Medical Marijuana Users Need Not Apply


The California Supreme Court has agreed to consider the question of whether the state's employment law protects medical marijuana users from losing their jobs for consuming cannabis. State law says employers may not fire people for legal off-the-clock activities (which presumably would include tobacco smoking). Medical use of cannabis is permitted by state law but prohibited by federal law, under the dubious but U.S.-Supreme-Court-endorsed rationale that it somehow constitutes interstate commerce. The Riverside Press-Enterprise (registration required) reports that

Workers who have been fired or disciplined for using medicinal marijuana have filed numerous complaints with the state, claiming their employers violated California labor law, which prohibits people from being punished for performing a legal act while off duty, said Dean Fryer, spokesman for the California Department of Industrial Relations.

But the state is not processing their complaints.

"We are not accepting any claims for discrimination regarding the use of medical marijuana because federal law makes it illegal and therefore it is not lawful off-duty conduct," Fryer said, adding that the California labor code does not distinguish between state and federal law.

As with job-related drug testing generally, I have mixed feelings about this issue. To fire someone simply because he uses marijuana, whether for medicine or recreation, seems irrational to me. The woman cited in the Press-Enterprise story–who uses cannabis to treat her glaucoma and was fired because she tested positive for marijuana, despite an unblemished work record–certainly was treated shabbily. But as a general rule, I think businesses should be free to hire and fire based on whatever criteria make sense to them (within the constraints set by contracts), even if that means some of them adopt stupid, unfair policies. (They have to bear the consequences of those policies, which might include public criticism, boycotts, and a disadvantage in attracting and keeping qualified workers.) Then again, there's no question that employers would treat marijuana use differently if marijuana were (completely) legal. Generally speaking, I think, they would worry about it only when it interfered with work. To the extent that there are legitimate concerns about impairment, they are no different in principle from the concerns raised by alcohol or (a closer analogy in this case) prescription drugs.

If patients are under the influence of marijuana during the work day, it might affect their ability to perform certain tasks, just as narcotic painkillers or anti-anxiety drugs might. (With marijuana as with Vicodin, patients who take the drug for symptom relief often report that they hardly feel the psychoactive effects.) But it sounds like the main issue for California employers is marijuana's legal status. A spokesman for the California Association of Employers told the Press-Enterprise the group advises its members "they do not have to balance a duty to accommodate an applicant or employee whose drug use impairs their performance and poses a potential liability should an accident occur." But he added (in the paper's paraphrase) that "employers could consider accommodating an employee or job applicant if there are no safety issues that are involved in their work.

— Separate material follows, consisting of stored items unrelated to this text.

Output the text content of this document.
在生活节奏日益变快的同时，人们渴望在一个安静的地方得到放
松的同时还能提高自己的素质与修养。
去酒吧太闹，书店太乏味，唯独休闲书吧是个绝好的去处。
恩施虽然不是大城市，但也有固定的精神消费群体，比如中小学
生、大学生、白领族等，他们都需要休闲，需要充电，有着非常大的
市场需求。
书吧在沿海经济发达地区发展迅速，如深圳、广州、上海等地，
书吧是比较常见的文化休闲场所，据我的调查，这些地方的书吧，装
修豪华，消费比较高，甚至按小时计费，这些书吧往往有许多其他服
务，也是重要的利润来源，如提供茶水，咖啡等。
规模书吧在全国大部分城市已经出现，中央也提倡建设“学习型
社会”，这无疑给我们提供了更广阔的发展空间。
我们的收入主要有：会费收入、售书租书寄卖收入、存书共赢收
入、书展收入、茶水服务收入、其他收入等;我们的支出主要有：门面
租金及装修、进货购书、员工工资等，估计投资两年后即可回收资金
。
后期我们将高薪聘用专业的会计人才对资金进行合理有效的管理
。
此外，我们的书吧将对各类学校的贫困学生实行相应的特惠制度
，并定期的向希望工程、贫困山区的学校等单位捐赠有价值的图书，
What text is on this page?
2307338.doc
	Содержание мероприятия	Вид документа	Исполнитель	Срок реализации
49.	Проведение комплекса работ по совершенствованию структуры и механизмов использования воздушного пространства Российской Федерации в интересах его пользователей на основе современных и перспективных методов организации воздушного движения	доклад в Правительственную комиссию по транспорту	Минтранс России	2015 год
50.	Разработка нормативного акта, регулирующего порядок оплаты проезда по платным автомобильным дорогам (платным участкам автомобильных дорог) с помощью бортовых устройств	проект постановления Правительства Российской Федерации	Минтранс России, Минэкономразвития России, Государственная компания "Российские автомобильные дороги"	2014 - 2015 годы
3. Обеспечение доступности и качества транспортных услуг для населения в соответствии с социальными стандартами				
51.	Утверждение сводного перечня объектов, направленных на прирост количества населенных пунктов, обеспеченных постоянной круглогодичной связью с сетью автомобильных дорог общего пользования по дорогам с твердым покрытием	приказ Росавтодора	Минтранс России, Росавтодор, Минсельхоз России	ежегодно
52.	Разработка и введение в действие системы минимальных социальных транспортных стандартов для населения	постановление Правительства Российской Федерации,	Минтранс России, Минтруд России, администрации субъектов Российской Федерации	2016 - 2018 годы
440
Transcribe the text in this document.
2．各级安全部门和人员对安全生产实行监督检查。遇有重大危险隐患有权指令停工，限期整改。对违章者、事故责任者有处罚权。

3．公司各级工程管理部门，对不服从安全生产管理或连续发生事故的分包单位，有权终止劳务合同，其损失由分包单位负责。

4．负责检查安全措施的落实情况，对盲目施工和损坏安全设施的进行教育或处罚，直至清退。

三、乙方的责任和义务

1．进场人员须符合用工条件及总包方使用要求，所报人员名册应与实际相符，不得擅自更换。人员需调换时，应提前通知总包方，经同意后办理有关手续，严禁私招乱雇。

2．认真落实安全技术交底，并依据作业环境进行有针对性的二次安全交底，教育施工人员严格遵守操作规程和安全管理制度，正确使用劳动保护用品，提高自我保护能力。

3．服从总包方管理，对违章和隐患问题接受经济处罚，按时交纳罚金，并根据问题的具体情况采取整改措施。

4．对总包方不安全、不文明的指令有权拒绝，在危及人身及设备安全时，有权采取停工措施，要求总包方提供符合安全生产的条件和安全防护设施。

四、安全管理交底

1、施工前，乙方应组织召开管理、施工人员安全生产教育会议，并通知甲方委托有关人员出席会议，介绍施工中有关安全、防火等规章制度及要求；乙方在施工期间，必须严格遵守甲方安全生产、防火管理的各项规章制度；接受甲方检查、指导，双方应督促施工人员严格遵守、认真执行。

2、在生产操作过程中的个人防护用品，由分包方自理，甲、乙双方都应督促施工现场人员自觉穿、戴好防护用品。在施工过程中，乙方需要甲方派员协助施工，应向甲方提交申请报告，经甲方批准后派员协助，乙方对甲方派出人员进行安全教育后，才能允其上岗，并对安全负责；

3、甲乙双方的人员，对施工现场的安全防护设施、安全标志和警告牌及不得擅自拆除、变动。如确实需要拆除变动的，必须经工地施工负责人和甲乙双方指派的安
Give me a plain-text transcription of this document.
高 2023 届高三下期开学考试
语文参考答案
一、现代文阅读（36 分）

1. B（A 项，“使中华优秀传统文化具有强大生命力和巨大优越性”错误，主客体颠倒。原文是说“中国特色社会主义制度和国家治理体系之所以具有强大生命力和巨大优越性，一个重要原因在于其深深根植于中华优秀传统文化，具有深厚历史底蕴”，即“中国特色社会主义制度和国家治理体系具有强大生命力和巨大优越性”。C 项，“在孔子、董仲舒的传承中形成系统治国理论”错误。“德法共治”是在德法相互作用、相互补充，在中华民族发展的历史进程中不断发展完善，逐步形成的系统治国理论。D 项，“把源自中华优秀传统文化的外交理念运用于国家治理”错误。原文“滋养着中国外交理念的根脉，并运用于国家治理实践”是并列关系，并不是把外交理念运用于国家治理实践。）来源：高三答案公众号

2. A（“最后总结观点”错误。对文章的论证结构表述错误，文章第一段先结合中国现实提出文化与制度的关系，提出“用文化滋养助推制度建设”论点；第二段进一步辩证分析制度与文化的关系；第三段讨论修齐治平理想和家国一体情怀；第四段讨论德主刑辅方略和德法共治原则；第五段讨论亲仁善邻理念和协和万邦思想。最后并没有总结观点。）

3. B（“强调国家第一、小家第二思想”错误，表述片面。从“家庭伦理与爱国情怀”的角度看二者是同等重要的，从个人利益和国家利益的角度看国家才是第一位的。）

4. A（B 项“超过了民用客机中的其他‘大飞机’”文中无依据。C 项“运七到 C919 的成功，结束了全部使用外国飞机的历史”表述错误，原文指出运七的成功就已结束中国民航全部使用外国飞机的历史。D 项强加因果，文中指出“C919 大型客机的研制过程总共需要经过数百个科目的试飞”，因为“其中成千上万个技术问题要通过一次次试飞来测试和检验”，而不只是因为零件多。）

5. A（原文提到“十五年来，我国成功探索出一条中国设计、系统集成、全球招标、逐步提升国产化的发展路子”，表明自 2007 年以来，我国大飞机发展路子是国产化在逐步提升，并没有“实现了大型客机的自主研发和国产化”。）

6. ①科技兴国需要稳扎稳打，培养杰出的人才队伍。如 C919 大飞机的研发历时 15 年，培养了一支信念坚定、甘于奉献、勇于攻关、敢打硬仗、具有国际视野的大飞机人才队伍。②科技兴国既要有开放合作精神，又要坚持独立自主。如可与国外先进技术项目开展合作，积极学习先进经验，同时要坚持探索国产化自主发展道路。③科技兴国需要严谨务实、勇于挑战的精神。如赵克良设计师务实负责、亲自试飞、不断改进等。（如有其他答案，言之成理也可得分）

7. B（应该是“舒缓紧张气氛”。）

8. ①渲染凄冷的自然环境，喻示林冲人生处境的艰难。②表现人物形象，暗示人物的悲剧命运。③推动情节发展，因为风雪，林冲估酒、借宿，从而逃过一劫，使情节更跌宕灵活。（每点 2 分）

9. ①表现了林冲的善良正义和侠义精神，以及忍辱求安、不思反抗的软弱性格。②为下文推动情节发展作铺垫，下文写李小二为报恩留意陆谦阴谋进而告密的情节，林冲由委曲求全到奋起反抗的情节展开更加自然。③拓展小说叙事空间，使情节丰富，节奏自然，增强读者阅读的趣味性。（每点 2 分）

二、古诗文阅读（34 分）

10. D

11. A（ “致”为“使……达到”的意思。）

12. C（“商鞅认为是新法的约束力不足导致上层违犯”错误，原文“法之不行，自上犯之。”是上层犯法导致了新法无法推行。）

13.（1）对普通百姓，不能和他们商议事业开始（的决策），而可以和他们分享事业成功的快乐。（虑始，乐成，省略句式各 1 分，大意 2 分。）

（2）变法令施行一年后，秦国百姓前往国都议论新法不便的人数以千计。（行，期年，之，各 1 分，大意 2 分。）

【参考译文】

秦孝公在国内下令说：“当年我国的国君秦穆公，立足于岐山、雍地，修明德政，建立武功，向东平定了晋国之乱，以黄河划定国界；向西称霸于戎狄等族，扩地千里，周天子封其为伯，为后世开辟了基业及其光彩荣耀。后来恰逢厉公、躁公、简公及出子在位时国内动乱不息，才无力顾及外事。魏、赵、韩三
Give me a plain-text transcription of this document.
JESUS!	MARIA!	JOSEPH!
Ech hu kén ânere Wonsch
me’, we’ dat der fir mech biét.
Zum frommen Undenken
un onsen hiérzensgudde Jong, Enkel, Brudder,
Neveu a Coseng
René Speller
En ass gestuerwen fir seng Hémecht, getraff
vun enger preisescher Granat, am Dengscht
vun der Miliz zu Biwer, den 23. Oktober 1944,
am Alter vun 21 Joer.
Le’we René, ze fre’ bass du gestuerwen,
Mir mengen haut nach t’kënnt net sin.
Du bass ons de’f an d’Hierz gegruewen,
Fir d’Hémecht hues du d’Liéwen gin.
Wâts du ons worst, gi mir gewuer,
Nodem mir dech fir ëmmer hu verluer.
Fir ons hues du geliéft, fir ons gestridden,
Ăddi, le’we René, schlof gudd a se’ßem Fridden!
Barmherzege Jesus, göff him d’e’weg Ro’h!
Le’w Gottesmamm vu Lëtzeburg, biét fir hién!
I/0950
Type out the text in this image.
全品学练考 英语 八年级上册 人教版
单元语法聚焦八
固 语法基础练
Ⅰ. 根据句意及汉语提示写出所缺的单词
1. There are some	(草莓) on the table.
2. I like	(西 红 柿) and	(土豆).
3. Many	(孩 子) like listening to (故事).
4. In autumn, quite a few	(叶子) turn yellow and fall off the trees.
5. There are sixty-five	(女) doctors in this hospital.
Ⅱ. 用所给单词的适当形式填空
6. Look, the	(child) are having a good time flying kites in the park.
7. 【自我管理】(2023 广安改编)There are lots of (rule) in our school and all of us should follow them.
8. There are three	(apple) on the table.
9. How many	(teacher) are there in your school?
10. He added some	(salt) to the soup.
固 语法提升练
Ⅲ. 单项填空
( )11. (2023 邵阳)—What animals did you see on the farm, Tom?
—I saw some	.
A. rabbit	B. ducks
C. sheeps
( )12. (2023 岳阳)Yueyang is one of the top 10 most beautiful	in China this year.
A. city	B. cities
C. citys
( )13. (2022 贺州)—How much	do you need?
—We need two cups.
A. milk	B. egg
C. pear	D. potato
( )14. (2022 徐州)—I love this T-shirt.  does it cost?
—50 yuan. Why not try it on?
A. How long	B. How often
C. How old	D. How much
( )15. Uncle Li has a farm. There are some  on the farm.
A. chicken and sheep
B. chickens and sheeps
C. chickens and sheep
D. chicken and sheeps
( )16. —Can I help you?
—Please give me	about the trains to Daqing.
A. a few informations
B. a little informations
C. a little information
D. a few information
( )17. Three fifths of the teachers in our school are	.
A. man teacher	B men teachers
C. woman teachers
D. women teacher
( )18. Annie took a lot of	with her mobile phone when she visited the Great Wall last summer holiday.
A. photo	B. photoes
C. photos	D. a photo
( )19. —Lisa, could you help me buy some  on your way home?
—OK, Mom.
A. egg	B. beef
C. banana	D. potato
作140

Those accommodations could also include steering the user toward a prescription drug such as Marinol, although medical-marijuana advocates argue the synthetic pharmaceutical is not nearly as effective." In other words, FDA-approved synthetic THC is OK, but THC in the federally forbidden plant is not.

The tyranny of federal law is especially clear in the case of Riverside County, which issues medical marijuana ID cards yet refuses to hire people who carry them.